In high school, I’d fallen off my bicycle, thereby tearing the lip off of my right shoulder socket. It now dislocates all the time. Every now and then, my shoulder will bother me. It had been bothering me quite a bit, actually. I said yes. It had never occurred to me that my shoulder had anything to do with my nausea. He nodded, and then told me I had what was called acalculus colocystitis. Gall bladder disease WITHOUT STONES. He said that while it’s extremely rare in people my age, he’d been seeing it more and more often. My mom and I cried.

He wrote Dr. Pomp a recommendation that I have my gall bladder removed. I flew back to NYC the same day. I met with Dr. Pomp later that week, and he finally agreed to remove the troublesome organ. The surgery was scheduled for June 6, 2006. At first, when the secretary told me the date, I thought she was joking. 6/6/06? That can’t be good.

The day came, and BF went to the hospital with me. I was brought into the OR, and Dr. Pomp came in. The last thing he said to me before putting me under was “Vanessa, I just want you to know that I don’t think this will solve your problem.” I told him I didn’t care, take the fucker out.

There were no complications. I woke up from anesthesia about four hours later, and knew I was cured. I had no nausea, and my shoulder no longer hurt. The pathology report came back a week later: chronic acalculus colocystitis.

I haven’t been nauseous since.

The side effects from surgery? I have a bit of reflux, which is controllable. But to this day, I am hesitant to go to doctors, because I don't want to deal with doctors not believing me. I am sick of the egos on these people, who think they're never wrong.
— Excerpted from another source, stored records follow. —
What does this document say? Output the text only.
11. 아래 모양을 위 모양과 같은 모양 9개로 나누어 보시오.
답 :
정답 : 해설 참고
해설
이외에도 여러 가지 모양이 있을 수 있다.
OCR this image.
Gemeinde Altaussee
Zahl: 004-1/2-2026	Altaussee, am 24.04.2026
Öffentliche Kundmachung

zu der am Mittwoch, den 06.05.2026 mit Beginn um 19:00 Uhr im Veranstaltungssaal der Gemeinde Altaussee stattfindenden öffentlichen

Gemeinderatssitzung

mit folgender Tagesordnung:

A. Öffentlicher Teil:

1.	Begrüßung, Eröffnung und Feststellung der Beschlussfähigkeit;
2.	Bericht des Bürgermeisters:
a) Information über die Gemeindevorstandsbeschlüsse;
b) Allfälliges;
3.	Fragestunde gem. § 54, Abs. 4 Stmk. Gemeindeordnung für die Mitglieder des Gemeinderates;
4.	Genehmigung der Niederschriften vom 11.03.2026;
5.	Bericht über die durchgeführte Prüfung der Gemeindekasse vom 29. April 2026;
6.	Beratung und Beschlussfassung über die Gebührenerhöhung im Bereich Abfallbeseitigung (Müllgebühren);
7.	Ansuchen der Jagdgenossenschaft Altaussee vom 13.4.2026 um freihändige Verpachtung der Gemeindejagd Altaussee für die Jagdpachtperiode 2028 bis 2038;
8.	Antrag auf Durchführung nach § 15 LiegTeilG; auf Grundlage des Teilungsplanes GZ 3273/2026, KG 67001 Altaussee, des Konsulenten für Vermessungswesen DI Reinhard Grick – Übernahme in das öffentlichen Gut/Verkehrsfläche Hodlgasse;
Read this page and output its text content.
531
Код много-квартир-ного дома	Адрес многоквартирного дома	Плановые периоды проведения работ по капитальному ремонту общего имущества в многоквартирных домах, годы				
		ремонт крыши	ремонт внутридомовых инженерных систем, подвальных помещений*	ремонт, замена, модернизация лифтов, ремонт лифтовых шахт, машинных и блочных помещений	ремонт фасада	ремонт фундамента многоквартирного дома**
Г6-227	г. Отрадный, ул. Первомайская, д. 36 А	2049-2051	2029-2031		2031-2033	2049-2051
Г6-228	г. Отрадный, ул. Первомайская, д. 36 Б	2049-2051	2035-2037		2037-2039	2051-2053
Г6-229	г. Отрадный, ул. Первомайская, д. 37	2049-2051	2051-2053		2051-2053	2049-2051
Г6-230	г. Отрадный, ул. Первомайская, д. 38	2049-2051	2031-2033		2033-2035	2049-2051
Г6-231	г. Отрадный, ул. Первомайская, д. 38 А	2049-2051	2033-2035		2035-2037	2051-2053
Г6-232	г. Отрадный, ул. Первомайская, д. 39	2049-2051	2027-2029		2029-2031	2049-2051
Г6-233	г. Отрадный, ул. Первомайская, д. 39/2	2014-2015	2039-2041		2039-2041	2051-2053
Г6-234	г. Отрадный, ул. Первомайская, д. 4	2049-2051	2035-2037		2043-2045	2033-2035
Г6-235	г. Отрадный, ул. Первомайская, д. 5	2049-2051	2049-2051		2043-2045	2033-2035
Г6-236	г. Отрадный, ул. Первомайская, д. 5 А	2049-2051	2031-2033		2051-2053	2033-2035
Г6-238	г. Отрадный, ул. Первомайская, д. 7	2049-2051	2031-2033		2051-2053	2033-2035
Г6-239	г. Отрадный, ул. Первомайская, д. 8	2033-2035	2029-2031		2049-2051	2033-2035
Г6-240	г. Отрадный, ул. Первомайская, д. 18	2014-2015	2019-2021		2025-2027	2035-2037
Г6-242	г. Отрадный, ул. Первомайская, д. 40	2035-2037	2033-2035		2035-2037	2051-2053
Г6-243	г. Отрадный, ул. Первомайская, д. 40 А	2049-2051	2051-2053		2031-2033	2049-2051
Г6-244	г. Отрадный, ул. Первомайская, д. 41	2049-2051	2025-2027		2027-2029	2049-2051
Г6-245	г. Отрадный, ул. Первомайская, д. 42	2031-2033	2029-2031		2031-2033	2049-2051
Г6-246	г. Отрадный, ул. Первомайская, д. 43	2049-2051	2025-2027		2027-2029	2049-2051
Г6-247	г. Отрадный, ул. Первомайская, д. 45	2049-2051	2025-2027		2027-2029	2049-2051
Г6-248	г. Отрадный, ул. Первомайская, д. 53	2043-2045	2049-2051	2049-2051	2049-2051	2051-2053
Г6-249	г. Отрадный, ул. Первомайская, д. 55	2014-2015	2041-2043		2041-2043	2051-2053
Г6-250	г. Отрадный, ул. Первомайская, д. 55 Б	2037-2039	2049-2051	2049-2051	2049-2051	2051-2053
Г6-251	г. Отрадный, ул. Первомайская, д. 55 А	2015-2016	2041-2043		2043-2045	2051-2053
Dude, if you think you're sick, you probably are. Don't EVER let them tell you it's in your head.

1 comments:

MamaH said...

I watch the same shows and I often think of your situation and how nobody believed you and thought it was in your head. Same as when I became lactose intolerant and the doctors could not diagnos me and thought that it was an emotional problem until my insurance company changed my doctor who diagnosed me in ten minutes. Just teached you that you really have to be your own advocate(of course, with the help of your mother).